Jul 09, 2004 23:50
I spent alot of my night being upset and depressed. Someone wouldnt give me a chance to talk which made me feel worse. I had called my friend Jen from Ohio tonight to talk to her so i would calm down. I was a complete reck. I was saying some horrible things in general about everything about me and about how shitty my life is going. I didnt know who else to turn to. She listened to me...anything i said. Granted, i got some yelling back because of some things i have said. Even my friend Katie yelled at me tonight for some things i said as well..
I am not making anyone happy. No matter what i say...so why should i be here.. or even around.. Maybe i am the one to close everyone out of my life... Lock the door to my what ever is left soul.

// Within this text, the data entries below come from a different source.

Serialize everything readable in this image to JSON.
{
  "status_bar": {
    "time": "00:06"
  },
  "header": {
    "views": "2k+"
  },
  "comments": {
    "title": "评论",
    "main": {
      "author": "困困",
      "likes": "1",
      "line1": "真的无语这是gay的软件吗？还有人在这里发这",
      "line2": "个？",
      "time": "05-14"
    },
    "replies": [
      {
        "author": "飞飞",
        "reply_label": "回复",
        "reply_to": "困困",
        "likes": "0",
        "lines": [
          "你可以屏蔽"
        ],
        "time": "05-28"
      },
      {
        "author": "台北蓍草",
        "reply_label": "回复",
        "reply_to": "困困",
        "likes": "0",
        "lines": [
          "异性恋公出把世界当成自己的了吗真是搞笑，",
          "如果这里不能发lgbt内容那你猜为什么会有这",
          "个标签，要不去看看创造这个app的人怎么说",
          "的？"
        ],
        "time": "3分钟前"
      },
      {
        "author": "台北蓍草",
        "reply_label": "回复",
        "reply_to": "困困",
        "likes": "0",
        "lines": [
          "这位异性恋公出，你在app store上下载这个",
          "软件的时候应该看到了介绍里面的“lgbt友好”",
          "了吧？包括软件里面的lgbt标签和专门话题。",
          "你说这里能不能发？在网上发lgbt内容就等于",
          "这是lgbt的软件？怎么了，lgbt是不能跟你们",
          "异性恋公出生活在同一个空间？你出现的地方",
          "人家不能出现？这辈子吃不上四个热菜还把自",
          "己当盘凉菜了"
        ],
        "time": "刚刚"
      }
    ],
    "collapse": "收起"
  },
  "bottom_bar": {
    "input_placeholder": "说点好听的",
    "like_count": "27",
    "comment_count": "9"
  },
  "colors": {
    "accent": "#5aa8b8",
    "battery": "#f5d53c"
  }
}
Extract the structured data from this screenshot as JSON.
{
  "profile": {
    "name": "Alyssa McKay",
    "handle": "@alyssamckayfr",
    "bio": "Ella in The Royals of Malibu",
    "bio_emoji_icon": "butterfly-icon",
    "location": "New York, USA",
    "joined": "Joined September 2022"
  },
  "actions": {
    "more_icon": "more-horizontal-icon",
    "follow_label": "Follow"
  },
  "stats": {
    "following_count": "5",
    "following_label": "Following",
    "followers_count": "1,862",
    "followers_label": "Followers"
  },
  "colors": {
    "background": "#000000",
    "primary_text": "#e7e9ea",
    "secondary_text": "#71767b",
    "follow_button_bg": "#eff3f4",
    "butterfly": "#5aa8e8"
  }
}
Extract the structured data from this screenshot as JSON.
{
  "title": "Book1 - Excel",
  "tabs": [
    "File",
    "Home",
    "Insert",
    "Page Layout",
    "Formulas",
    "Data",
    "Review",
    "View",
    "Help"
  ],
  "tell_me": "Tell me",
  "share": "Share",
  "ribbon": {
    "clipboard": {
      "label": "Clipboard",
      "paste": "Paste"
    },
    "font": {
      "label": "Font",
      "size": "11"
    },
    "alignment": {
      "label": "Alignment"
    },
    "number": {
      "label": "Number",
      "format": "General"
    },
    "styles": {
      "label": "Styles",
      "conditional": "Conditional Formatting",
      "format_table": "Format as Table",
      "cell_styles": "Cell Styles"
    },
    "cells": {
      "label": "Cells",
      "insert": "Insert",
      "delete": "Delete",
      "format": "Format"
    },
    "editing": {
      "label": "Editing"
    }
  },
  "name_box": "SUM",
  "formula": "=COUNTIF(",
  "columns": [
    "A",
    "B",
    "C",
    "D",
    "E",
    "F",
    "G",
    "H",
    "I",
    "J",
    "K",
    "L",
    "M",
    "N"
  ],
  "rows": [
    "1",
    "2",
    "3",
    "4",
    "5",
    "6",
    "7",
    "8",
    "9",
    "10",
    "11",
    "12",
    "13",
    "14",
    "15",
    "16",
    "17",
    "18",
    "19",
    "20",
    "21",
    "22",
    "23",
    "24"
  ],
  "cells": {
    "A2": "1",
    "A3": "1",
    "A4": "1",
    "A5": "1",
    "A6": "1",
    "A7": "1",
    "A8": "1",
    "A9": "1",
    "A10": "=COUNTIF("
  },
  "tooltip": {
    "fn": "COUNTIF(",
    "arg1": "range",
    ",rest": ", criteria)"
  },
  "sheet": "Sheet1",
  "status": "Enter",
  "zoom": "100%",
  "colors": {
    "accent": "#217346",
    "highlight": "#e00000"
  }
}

I am supposed to be going to the fireworks on the River Saturday night (Sailfest) but the friend that was supposed to come up tonight (friday) never came. She told me that she thought i didnt want a bitchy person around. I wanted her to come up...I dont think she knows that. So, now i am thinking, i am going to be losing time tomorrow night when i get out of work to get a parking spot and a decent spot to watch these fireworks. I guess, i should never plan anything anymore...because honestly, what ever i plan out.. NEVER works out correctly. Who knows.. I may just miss these fireworks with my luck.
I guess on some good note..ITs offical, Joey (nephew) and I are going to see Kenny Chesney SUNDAY afternoon! YAY!!!!